Let’s see what the truth actually is:
▪ “We don’t make things anymore.” This one is the mother of all lies. U.S. manufacturing is strong, growing larger, and more productive and competitive than ever — especially in machinery, electronic equipment, aircraft and vehicles, America’s top four exports. However, it is less labor-intensive as technology (including robots) substitutes humans — a global trend, impacting rich and poor nations alike, including China. Nonetheless, the $2.5 trillion U.S. manufacturing economy faces a shortage of 2 million skilled jobs over the next decade. Both foreign direct investment (FDI) and exports are drivers of America’s manufacturing competitiveness. FDI in manufacturing exceeds $1 trillion, with motor vehicles most prominent (e.g., Honda in Indiana, Nissan in Tennessee, Mercedes in Alabama, BMW in South Carolina). U.S. auto exports (2 million vehicles) set a record high last year.
▪ “We keep sending all our jobs and moving our factories overseas.” Despite all the hysteria over the U.S. outsourcing more and more of our jobs, it affects less than .2 percent of employed Americans. Less than 20 percent of workers affected by outsourcing lose their jobs; the rest are repositioned within the firm. In recent years more and more companies have beenbacksourcing — bringing outsourced work back home. As for “runaway plants,” many of those overseas plants source inputs from the United States. The Mexican operations of Ford and GM, for examples, source 65 percent-75 percent of their components from U.S. plants.

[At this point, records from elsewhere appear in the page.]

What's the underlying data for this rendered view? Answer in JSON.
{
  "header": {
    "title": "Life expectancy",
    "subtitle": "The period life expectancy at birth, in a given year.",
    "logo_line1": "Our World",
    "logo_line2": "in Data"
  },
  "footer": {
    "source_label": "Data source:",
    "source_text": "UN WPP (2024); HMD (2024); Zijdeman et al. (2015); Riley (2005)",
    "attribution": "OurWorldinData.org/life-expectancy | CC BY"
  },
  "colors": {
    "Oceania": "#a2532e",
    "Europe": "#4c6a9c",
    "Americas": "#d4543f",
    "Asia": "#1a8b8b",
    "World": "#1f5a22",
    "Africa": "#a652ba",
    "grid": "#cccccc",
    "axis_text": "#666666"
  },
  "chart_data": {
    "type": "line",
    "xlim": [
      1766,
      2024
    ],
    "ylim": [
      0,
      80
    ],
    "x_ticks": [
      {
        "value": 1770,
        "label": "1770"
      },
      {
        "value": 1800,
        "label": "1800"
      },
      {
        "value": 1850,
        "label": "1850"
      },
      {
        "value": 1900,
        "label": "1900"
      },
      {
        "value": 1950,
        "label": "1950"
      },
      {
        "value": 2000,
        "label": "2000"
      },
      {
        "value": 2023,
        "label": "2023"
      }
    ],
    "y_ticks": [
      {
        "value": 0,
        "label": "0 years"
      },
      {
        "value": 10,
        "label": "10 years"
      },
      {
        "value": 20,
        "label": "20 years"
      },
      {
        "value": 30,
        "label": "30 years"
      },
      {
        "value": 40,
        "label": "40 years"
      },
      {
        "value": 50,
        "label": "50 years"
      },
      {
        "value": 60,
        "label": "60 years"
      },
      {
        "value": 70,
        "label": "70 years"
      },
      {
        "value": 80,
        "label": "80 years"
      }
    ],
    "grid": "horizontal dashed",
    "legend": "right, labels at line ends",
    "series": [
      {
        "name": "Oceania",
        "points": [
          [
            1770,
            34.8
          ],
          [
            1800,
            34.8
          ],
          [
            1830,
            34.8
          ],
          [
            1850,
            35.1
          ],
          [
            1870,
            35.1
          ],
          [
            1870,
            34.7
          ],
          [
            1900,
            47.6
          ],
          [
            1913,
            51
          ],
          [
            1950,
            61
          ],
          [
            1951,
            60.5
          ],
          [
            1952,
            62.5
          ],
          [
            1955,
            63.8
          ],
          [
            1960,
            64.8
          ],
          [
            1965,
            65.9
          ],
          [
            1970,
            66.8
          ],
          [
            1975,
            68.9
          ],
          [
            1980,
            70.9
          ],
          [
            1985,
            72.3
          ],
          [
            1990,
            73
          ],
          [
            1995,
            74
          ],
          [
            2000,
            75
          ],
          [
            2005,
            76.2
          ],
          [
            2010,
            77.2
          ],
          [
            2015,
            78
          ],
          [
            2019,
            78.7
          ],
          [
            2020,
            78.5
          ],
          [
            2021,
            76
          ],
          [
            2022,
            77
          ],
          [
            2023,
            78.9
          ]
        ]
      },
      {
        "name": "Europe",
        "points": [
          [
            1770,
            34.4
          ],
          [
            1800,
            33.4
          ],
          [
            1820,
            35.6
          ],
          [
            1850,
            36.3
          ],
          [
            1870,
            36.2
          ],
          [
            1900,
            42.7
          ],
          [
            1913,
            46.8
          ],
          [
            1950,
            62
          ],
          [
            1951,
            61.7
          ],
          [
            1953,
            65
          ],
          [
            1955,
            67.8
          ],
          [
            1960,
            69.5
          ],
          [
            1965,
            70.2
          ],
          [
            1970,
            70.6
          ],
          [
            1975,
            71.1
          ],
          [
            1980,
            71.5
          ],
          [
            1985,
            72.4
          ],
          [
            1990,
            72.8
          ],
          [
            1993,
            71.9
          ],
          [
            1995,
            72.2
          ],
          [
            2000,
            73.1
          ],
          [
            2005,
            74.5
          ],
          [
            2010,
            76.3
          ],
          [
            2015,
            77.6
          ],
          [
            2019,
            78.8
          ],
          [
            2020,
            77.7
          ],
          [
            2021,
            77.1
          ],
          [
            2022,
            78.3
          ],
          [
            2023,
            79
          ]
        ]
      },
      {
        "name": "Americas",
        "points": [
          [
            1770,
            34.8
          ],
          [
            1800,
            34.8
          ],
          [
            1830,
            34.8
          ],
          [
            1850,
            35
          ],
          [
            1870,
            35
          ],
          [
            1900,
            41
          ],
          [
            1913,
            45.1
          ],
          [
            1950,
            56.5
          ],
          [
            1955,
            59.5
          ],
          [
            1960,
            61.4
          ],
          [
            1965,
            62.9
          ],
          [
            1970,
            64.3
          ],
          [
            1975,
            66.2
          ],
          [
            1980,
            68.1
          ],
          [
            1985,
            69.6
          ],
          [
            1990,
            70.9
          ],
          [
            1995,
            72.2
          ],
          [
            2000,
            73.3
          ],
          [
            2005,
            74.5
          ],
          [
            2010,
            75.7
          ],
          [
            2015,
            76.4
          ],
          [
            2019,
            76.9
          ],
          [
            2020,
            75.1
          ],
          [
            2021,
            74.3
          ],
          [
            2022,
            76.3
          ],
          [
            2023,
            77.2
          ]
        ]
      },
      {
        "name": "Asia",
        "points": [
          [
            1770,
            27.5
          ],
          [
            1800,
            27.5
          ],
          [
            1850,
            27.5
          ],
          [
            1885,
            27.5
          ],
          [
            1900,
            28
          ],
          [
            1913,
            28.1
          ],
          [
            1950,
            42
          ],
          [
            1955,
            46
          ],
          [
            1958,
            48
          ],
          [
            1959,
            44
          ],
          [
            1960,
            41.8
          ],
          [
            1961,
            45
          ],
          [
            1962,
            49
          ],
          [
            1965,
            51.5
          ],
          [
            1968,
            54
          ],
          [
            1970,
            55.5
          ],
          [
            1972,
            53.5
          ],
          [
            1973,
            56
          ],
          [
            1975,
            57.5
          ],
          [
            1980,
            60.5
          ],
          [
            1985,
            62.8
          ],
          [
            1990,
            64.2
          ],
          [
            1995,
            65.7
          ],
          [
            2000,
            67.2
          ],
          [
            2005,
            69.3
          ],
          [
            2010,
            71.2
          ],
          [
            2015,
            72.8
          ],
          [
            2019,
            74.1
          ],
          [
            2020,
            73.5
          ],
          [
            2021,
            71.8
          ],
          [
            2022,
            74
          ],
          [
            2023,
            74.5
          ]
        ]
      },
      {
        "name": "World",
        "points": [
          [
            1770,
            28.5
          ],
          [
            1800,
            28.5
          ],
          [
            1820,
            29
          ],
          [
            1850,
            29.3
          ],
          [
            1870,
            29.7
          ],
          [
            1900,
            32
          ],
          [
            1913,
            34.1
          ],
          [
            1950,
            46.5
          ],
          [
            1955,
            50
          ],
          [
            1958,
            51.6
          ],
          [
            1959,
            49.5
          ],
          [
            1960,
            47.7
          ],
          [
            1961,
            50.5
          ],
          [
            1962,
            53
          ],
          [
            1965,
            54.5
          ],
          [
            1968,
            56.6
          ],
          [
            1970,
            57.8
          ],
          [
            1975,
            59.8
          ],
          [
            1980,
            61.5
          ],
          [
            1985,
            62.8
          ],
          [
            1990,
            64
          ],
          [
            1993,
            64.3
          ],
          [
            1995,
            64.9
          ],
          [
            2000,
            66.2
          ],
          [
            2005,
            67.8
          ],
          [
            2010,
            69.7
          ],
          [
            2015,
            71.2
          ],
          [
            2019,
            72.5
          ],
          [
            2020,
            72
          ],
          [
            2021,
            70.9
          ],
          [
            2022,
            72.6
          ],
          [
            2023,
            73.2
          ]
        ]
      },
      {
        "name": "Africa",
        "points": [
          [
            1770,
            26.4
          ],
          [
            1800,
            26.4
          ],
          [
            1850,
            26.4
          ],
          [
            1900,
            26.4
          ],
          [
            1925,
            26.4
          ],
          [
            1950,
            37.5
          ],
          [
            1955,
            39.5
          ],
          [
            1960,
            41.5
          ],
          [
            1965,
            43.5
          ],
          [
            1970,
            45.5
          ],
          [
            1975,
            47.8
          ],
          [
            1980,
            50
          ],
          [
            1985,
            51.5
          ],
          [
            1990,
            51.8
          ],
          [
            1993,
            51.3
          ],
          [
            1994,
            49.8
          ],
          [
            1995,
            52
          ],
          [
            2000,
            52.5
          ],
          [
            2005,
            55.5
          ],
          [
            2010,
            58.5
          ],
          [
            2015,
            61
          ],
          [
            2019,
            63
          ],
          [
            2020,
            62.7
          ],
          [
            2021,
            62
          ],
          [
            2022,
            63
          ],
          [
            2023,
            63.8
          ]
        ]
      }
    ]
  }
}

▪ “China and Mexico are killing us on trade deals.” The United States has no free trade deals with China. As for Mexico, part of NAFTA along with Canada, trade has increased 632 percent since the accord was implemented 22 years ago. It now equals over $1 trillion and produces a trade surplus for the U.S., not a deficit. Here’s the math: Mexico sold $290 billion to the U.S. in 2014 — $166 billion was U.S. content, which added to the $240 billion we exported to Mexico renders a surplus for the U.S. of $162 billion. As for other trade deals, next up on the docket is the Trans-Pacific Partnership involving the U.S. and 11 signatory countries. Opposed by a number of the candidates, the agreement eliminates over 18,000 different tariffs on American exports and includes the strongest worker protections of any agreement in history.
“The Chinese are manipulating their currency.” The fact is that every central bank — including the Fed — has the legal monopoly power to fix its exchange rate to achieve price stability or full employment. The U.S. does this through the federal funds rate. It is comparative advantage that drives trade regardless of monetary policy. From 2004-2014 the dollar depreciated 25 percent against the yuan while our deficit with China more than doubled! Nevertheless, as the yuan continues to gain value, expect China to buy more goods and services from the United States; to invest more here ($36 billion currently); to purchase more government securities and to send us more tourists and students.
The xenophobic, protectionist rants of neo-populists of both the left and right prey upon the anger, fear, and limited economic knowledge of voters.
The American people deserve better from those who vie for the highest office in the land.
At the same time citizens have the responsibility to educate themselves to learn the facts and make the most sensible presidential choice for in November.
Jerry Haar is a business professor at Florida International University and a senior research fellow at Georgetown University’s McDonough School of Business.